Friday, April 12, 2019

Climate Change Ethics and the Problem of End-State Solutions

The Oxford Handbook of Global Justice. Oxford University Press, 2019


How best to response to climate change is one of the most pressing challenges facing us all. There is no uncertainty about whether it is happening, only the likely negative effects beyond the short-term. The need for a compelling analysis of what to do is more than a question of justice, but a matter of human survival. The stakes could not be higher.

Proposed solutions come in one of two approaches. Each takes a different route to addressing the negative effects of climate change. The first is conservationist and seeks to minimise these effects by reducing, if not eliminating, them by bringing climate change to a stop. This can take form of advocating the use of an ecological footprint or implementing a polluter pays principle. The second is focused specifically on adaptation mostly through technological advances to help us endure climate change by minimising its effects on us. Many theorists advocate some use of both approaches in tandem as climate change is happening making necessary some form of adaptation and conservationism together. Yet it is also clear that most give greater weight to either conservation or adaptation as the primary mode of securing climate change justice.

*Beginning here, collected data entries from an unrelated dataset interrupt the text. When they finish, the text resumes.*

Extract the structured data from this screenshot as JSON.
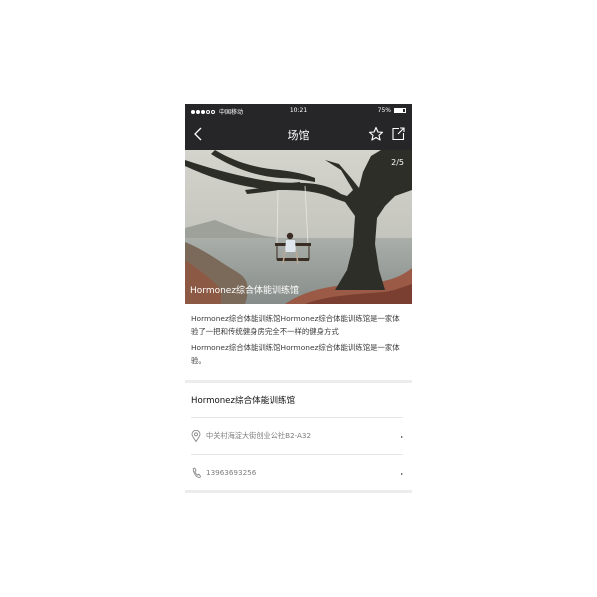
{
  "status_bar": {
    "carrier": "中国移动",
    "time": "10:21",
    "battery": "75%",
    "battery_level": 0.75
  },
  "nav": {
    "title": "场馆",
    "back_icon": "chevron-left-icon",
    "favorite_icon": "star-icon",
    "share_icon": "share-icon"
  },
  "gallery": {
    "counter": "2/5",
    "current": 2,
    "total": 5,
    "caption": "Hormonez综合体能训练馆"
  },
  "description": {
    "paragraphs": [
      "Hormonez综合体能训练馆Hormonez综合体能训练馆是一家体验了一把和传统健身房完全不一样的健身方式",
      "Hormonez综合体能训练馆Hormonez综合体能训练馆是一家体验。"
    ]
  },
  "venue": {
    "name": "Hormonez综合体能训练馆",
    "address": "中关村海淀大街创业公社B2-A32",
    "phone": "13963693256"
  }
}
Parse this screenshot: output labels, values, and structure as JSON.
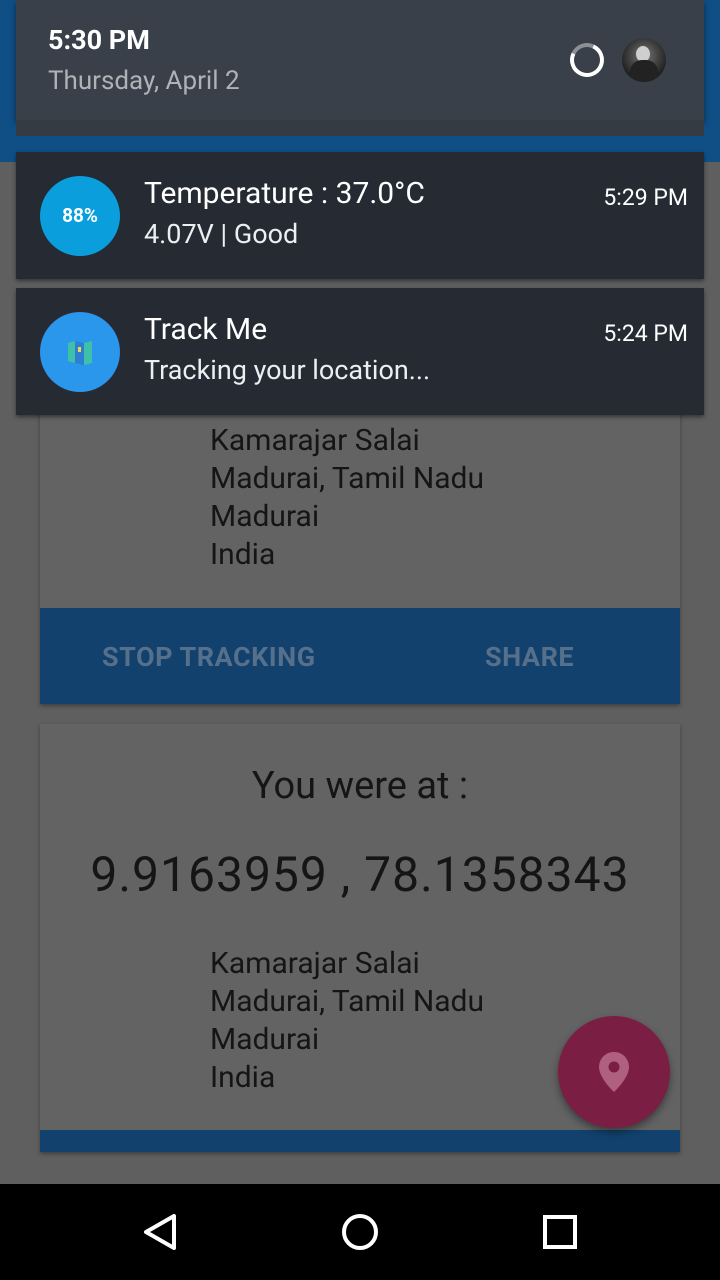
{
  "quick_settings": {
    "time": "5:30 PM",
    "date": "Thursday, April 2"
  },
  "notifications": [
    {
      "icon": "battery-percent-icon",
      "icon_label": "88%",
      "title": "Temperature : 37.0°C",
      "text": "4.07V  | Good",
      "time": "5:29 PM"
    },
    {
      "icon": "map-icon",
      "title": "Track Me",
      "text": "Tracking your location...",
      "time": "5:24 PM"
    }
  ],
  "tracking_card": {
    "address_lines": [
      "Kamarajar Salai",
      "Madurai, Tamil Nadu",
      "Madurai",
      "India"
    ],
    "buttons": {
      "stop": "STOP TRACKING",
      "share": "SHARE"
    }
  },
  "history_card": {
    "label": "You were at :",
    "coordinates": "9.9163959 , 78.1358343",
    "address_lines": [
      "Kamarajar Salai",
      "Madurai, Tamil Nadu",
      "Madurai",
      "India"
    ]
  },
  "fab": {
    "icon": "location-pin-icon"
  },
  "nav": {
    "back": "back-icon",
    "home": "home-icon",
    "recents": "recents-icon"
  },
  "colors": {
    "app_bar": "#0f4f86",
    "button_bar": "#11416c",
    "fab": "#7b1e44",
    "notification_bg": "#262b33",
    "battery_icon": "#0a9fdc",
    "map_icon_bg": "#2a96ec"
  }
}
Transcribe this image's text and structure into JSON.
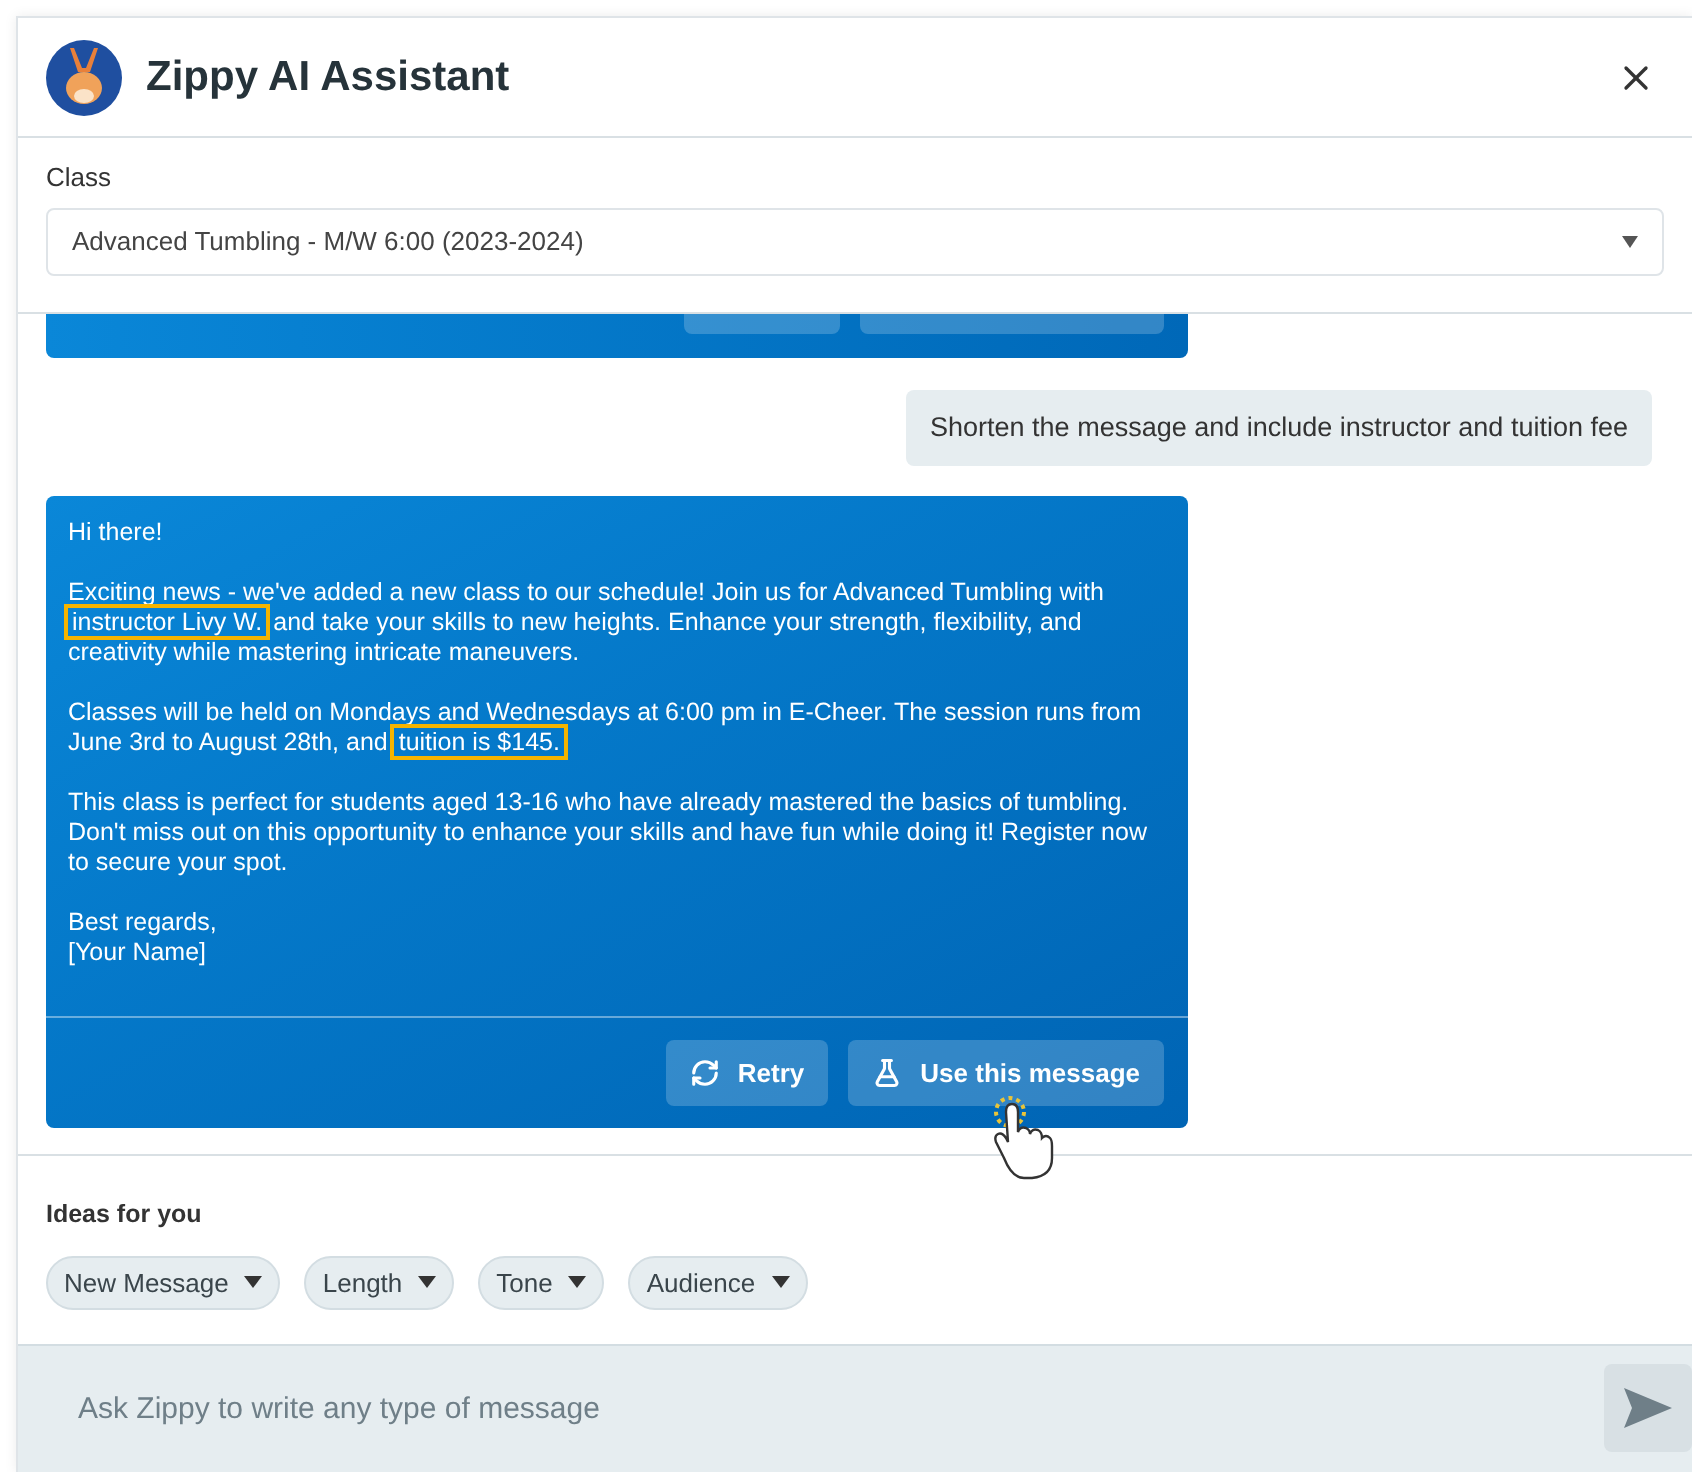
{
  "header": {
    "title": "Zippy AI Assistant"
  },
  "class_field": {
    "label": "Class",
    "value": "Advanced Tumbling - M/W 6:00 (2023-2024)"
  },
  "chat": {
    "user_message": "Shorten the message and include instructor and tuition fee",
    "reply": {
      "paragraphs": [
        {
          "segments": [
            {
              "text": "Hi there!",
              "highlighted": false
            }
          ]
        },
        {
          "segments": [
            {
              "text": "Exciting news - we've added a new class to our schedule! Join us for Advanced Tumbling with",
              "highlighted": false
            },
            {
              "text": "instructor Livy W.",
              "highlighted": true
            },
            {
              "text": "and take your skills to new heights. Enhance your strength, flexibility, and creativity while mastering intricate maneuvers.",
              "highlighted": false
            }
          ]
        },
        {
          "segments": [
            {
              "text": "Classes will be held on Mondays and Wednesdays at 6:00 pm in E-Cheer. The session runs from June 3rd to August 28th, and",
              "highlighted": false
            },
            {
              "text": "tuition is $145.",
              "highlighted": true
            }
          ]
        },
        {
          "segments": [
            {
              "text": "This class is perfect for students aged 13-16 who have already mastered the basics of tumbling. Don't miss out on this opportunity to enhance your skills and have fun while doing it! Register now to secure your spot.",
              "highlighted": false
            }
          ]
        },
        {
          "segments": [
            {
              "text": "Best regards,\n[Your Name]",
              "highlighted": false
            }
          ]
        }
      ],
      "buttons": [
        {
          "label": "Retry",
          "kind": "retry"
        },
        {
          "label": "Use this message",
          "kind": "use"
        }
      ]
    }
  },
  "ideas": {
    "title": "Ideas for you",
    "chips": [
      "New Message",
      "Length",
      "Tone",
      "Audience"
    ]
  },
  "composer": {
    "placeholder": "Ask Zippy to write any type of message"
  }
}
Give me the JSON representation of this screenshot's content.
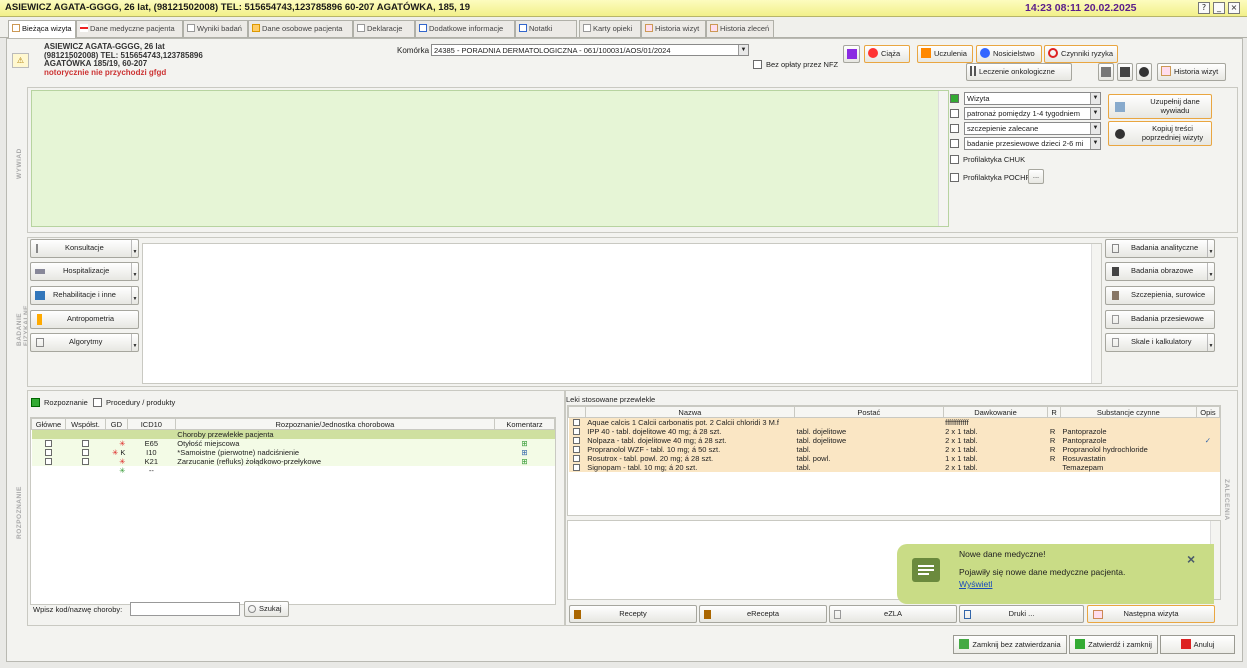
{
  "window": {
    "title": "ASIEWICZ AGATA-GGGG, 26 lat, (98121502008) TEL: 515654743,123785896 60-207 AGATÓWKA, 185, 19",
    "clock": "14:23  08:11 20.02.2025",
    "help": "?",
    "minimize": "_",
    "close": "×"
  },
  "tabs": [
    {
      "label": "Bieżąca wizyta"
    },
    {
      "label": "Dane medyczne pacjenta"
    },
    {
      "label": "Wyniki badań"
    },
    {
      "label": "Dane osobowe pacjenta"
    },
    {
      "label": "Deklaracje"
    },
    {
      "label": "Dodatkowe informacje"
    },
    {
      "label": "Notatki"
    },
    {
      "label": "Karty opieki"
    },
    {
      "label": "Historia wizyt"
    },
    {
      "label": "Historia zleceń"
    }
  ],
  "patient": {
    "line1": "ASIEWICZ AGATA-GGGG, 26 lat",
    "line2": "(98121502008) TEL: 515654743,123785896",
    "line3": "AGATÓWKA 185/19, 60-207",
    "line4": "notorycznie nie przychodzi gfgd"
  },
  "header": {
    "komorka_label": "Komórka",
    "komorka_value": "24385 - PORADNIA DERMATOLOGICZNA - 061/100031/AOS/01/2024",
    "no_nfz": "Bez opłaty przez NFZ",
    "ciaza": "Ciąża",
    "uczulenia": "Uczulenia",
    "nosicielstwo": "Nosicielstwo",
    "czynniki": "Czynniki ryzyka",
    "onko": "Leczenie onkologiczne",
    "historia": "Historia wizyt"
  },
  "wywiad": {
    "section_label": "WYWIAD",
    "wizyta": "Wizyta",
    "patronaz": "patronaż pomiędzy 1-4 tygodniem",
    "szczepienie": "szczepienie zalecane",
    "badanie": "badanie przesiewowe dzieci 2-6 mi",
    "chuk": "Profilaktyka CHUK",
    "pochp": "Profilaktyka POCHP",
    "more": "...",
    "uzupelnij": "Uzupełnij dane wywiadu",
    "kopiuj": "Kopiuj treści poprzedniej wizyty"
  },
  "badanie": {
    "section_label": "BADANIE FIZYKALNE",
    "left": [
      "Konsultacje",
      "Hospitalizacje",
      "Rehabilitacje i inne",
      "Antropometria",
      "Algorytmy"
    ],
    "right": [
      "Badania analityczne",
      "Badania obrazowe",
      "Szczepienia, surowice",
      "Badania przesiewowe",
      "Skale i kalkulatory"
    ]
  },
  "rozpoznanie": {
    "section_label": "ROZPOZNANIE",
    "tab1": "Rozpoznanie",
    "tab2": "Procedury / produkty",
    "cols": [
      "Główne",
      "Współst.",
      "GD",
      "ICD10",
      "Rozpoznanie/Jednostka chorobowa",
      "Komentarz"
    ],
    "group": "Choroby przewlekłe pacjenta",
    "rows": [
      {
        "gd": "",
        "icd": "E65",
        "name": "Otyłość miejscowa"
      },
      {
        "gd": "K",
        "icd": "I10",
        "name": "*Samoistne (pierwotne) nadciśnienie"
      },
      {
        "gd": "",
        "icd": "K21",
        "name": "Zarzucanie (refluks) żołądkowo-przełykowe"
      },
      {
        "gd": "",
        "icd": "--",
        "name": ""
      }
    ],
    "search_label": "Wpisz kod/nazwę choroby:",
    "search_btn": "Szukaj"
  },
  "leki": {
    "title": "Leki stosowane przewlekle",
    "section_label": "ZALECENIA",
    "cols": [
      "Nazwa",
      "Postać",
      "Dawkowanie",
      "R",
      "Substancje czynne",
      "Opis"
    ],
    "rows": [
      {
        "name": "Aquae calcis 1 Calcii carbonatis pot. 2 Calcii chloridi 3 M.f",
        "postac": "",
        "dawk": "ffffffffffff",
        "r": "",
        "subst": "",
        "opis": ""
      },
      {
        "name": "IPP 40 - tabl. dojelitowe 40 mg; á 28 szt.",
        "postac": "tabl. dojelitowe",
        "dawk": "2 x 1 tabl.",
        "r": "R",
        "subst": "Pantoprazole",
        "opis": ""
      },
      {
        "name": "Nolpaza - tabl. dojelitowe 40 mg; á 28 szt.",
        "postac": "tabl. dojelitowe",
        "dawk": "2 x 1 tabl.",
        "r": "R",
        "subst": "Pantoprazole",
        "opis": "✓"
      },
      {
        "name": "Propranolol WZF - tabl. 10 mg; á 50 szt.",
        "postac": "tabl.",
        "dawk": "2 x 1 tabl.",
        "r": "R",
        "subst": "Propranolol hydrochloride",
        "opis": ""
      },
      {
        "name": "Rosutrox - tabl. powl. 20 mg; á 28 szt.",
        "postac": "tabl. powl.",
        "dawk": "1 x 1 tabl.",
        "r": "R",
        "subst": "Rosuvastatin",
        "opis": ""
      },
      {
        "name": "Signopam - tabl. 10 mg; á 20 szt.",
        "postac": "tabl.",
        "dawk": "2 x 1 tabl.",
        "r": "",
        "subst": "Temazepam",
        "opis": ""
      }
    ],
    "recepty": "Recepty",
    "erecepta": "eRecepta",
    "ezla": "eZLA",
    "druki": "Druki ...",
    "nastepna": "Następna wizyta"
  },
  "toast": {
    "title": "Nowe dane medyczne!",
    "body": "Pojawiły się nowe dane medyczne pacjenta.",
    "link": "Wyświetl",
    "close": "×"
  },
  "footer": {
    "zamknij": "Zamknij bez zatwierdzania",
    "zatwierdz": "Zatwierdź i zamknij",
    "anuluj": "Anuluj"
  }
}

The dilemma for these proposed solutions is in their aim of being a solution to the problems that climate change brings. In short, they mistake the kind of challenge that climate change presents us. This is what I call the problem of “end-state” solutions. It is where we attempt to bring to an end a circumstance that might be influenced positively or otherwise by our activities, but beyond our full control. So to claim a so-called “solution” to such an everchanging problem could make it better or worse without concluding it. If climate change is this kind of problem – and I will claim it is – then end-state “solutions” can be no more than a band aid (or sticking plaster) and the nature of our challenge is different requiring an alternative future strategy. This chapter will set out how the problem of climate change is understood through attempted solutions that do not succeed. It concludes with some ideas about why this matters and the arising implications for how we should think about climate change justice beyond the false prism of end-state solutions.